Whether your toxic relationship is with a parent, a significant other, a friend, or someone else, I hope that you realize how very worth the fight you are. You deserve to be happy. That happiness cannot be dependent on others though.
One more story…
Before the last year of shakeups in my familial situation, I was plagued by doubts. When I was alone – whether in the shower for 15 minutes or on a 90 minute car ride – I would sit and think about what I had done or was doing wrong. I would think about how I wasn’t good enough or the mistakes I made. It was so bad that I was barely sleeping unless I had some alcohol at our weekly trivia night or took a muscle relaxer. I wondered if I was good enough to meet my dad, to marry my husband, to be in my niece’s life. I felt very stuck because I couldn’t get past these roadblocks set up for me by others.

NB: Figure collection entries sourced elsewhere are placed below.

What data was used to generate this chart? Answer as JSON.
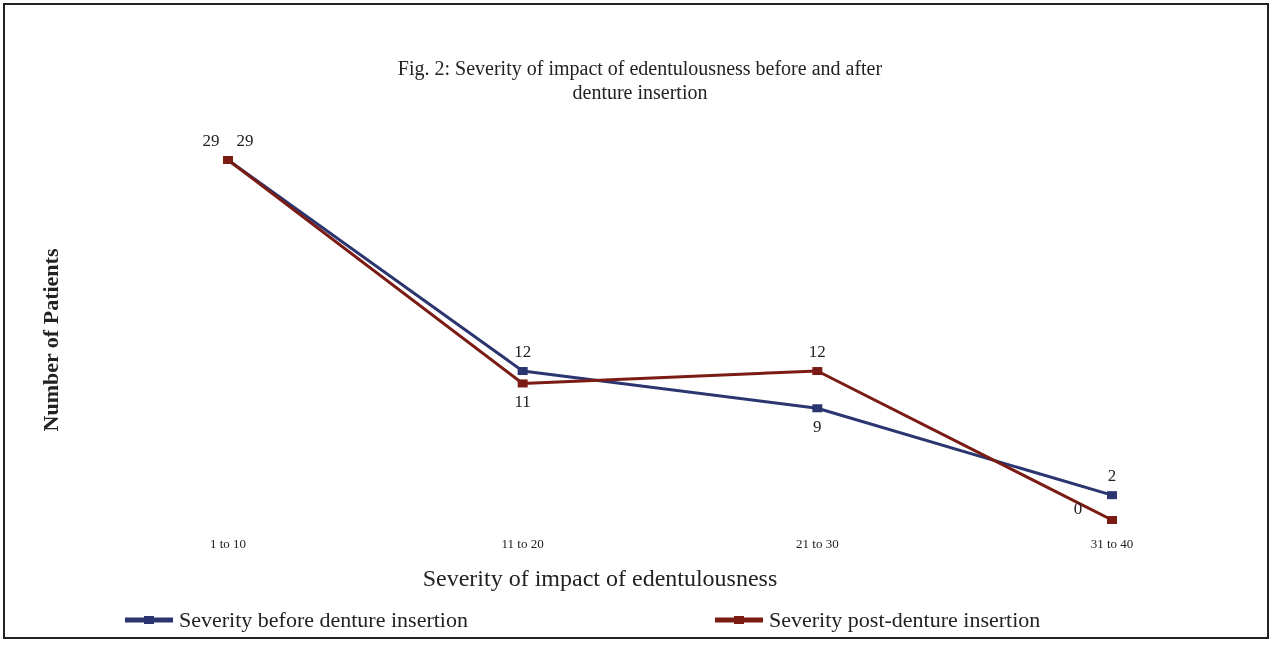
{
  "chart_data": {
    "type": "line",
    "title": "Fig. 2: Severity of impact of edentulousness before and after denture insertion",
    "xlabel": "Severity of impact of edentulousness",
    "ylabel": "Number of Patients",
    "categories": [
      "1 to 10",
      "11 to 20",
      "21 to 30",
      "31 to 40"
    ],
    "series": [
      {
        "name": "Severity before denture insertion",
        "color": "#2b3570",
        "values": [
          29,
          12,
          9,
          2
        ]
      },
      {
        "name": "Severity post-denture insertion",
        "color": "#7a1c14",
        "values": [
          29,
          11,
          12,
          0
        ]
      }
    ],
    "data_labels": true,
    "legend": "bottom",
    "marker": "square"
  }
}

I won’t say all of that is gone. There are still times where I struggle with decisions or mistakes, like being less than understanding for my sister when she’s faced hard things. I’m not fussing over my shock when I ran into celebrities years ago though. I’m not plagued by thoughts of how I should’ve told Bob Uecker how much I think he’s awesome or gotten his autograph… and it’s not just because he returned an RSVP card from the wedding.
Okay, it might help.
The point is that without the toxicity in my life, I can finally learn how to allow myself to make mistakes and to forgive myself for them. I’m learning how to love myself because, without that influence of toxic people and the issues they bring, I’m FINALLY getting to learn who I really am. I’m learning more what I like, what I think is funny, and what I really want out of life.
Perhaps the best thing is I’m no longer held up to standards that I can’t reach. I’m never going to be the president or a high level diplomat. I’m not going to run a crazy successful business. I’ll never be model thin… though I wouldn’t want to be either. I will do what I can in my current job to help kids. I will do what I can to help chronically awesome peeps with my advocacy and to help open the eyes of some of these toxic politicians. I will love the heck out of my little guinea pigs, my niece, and my soon-to-be-born nephew. I will create whatever relationship with my father and the family that he and I want. I will spend time with friends and not be restrained by the expectation that I should be at home locked away. I will travel and goof around with my husband. I will laugh deeply and love more strongly.
Right now the only expectation that I hold myself to is to be happy and to rock this one life that I’ve got. I couldn’t make those decisions without eliminating the toxic elements in my life. I hope that you can make any changes you need to in this area as well. It has been the biggest change for my health, mental and physical.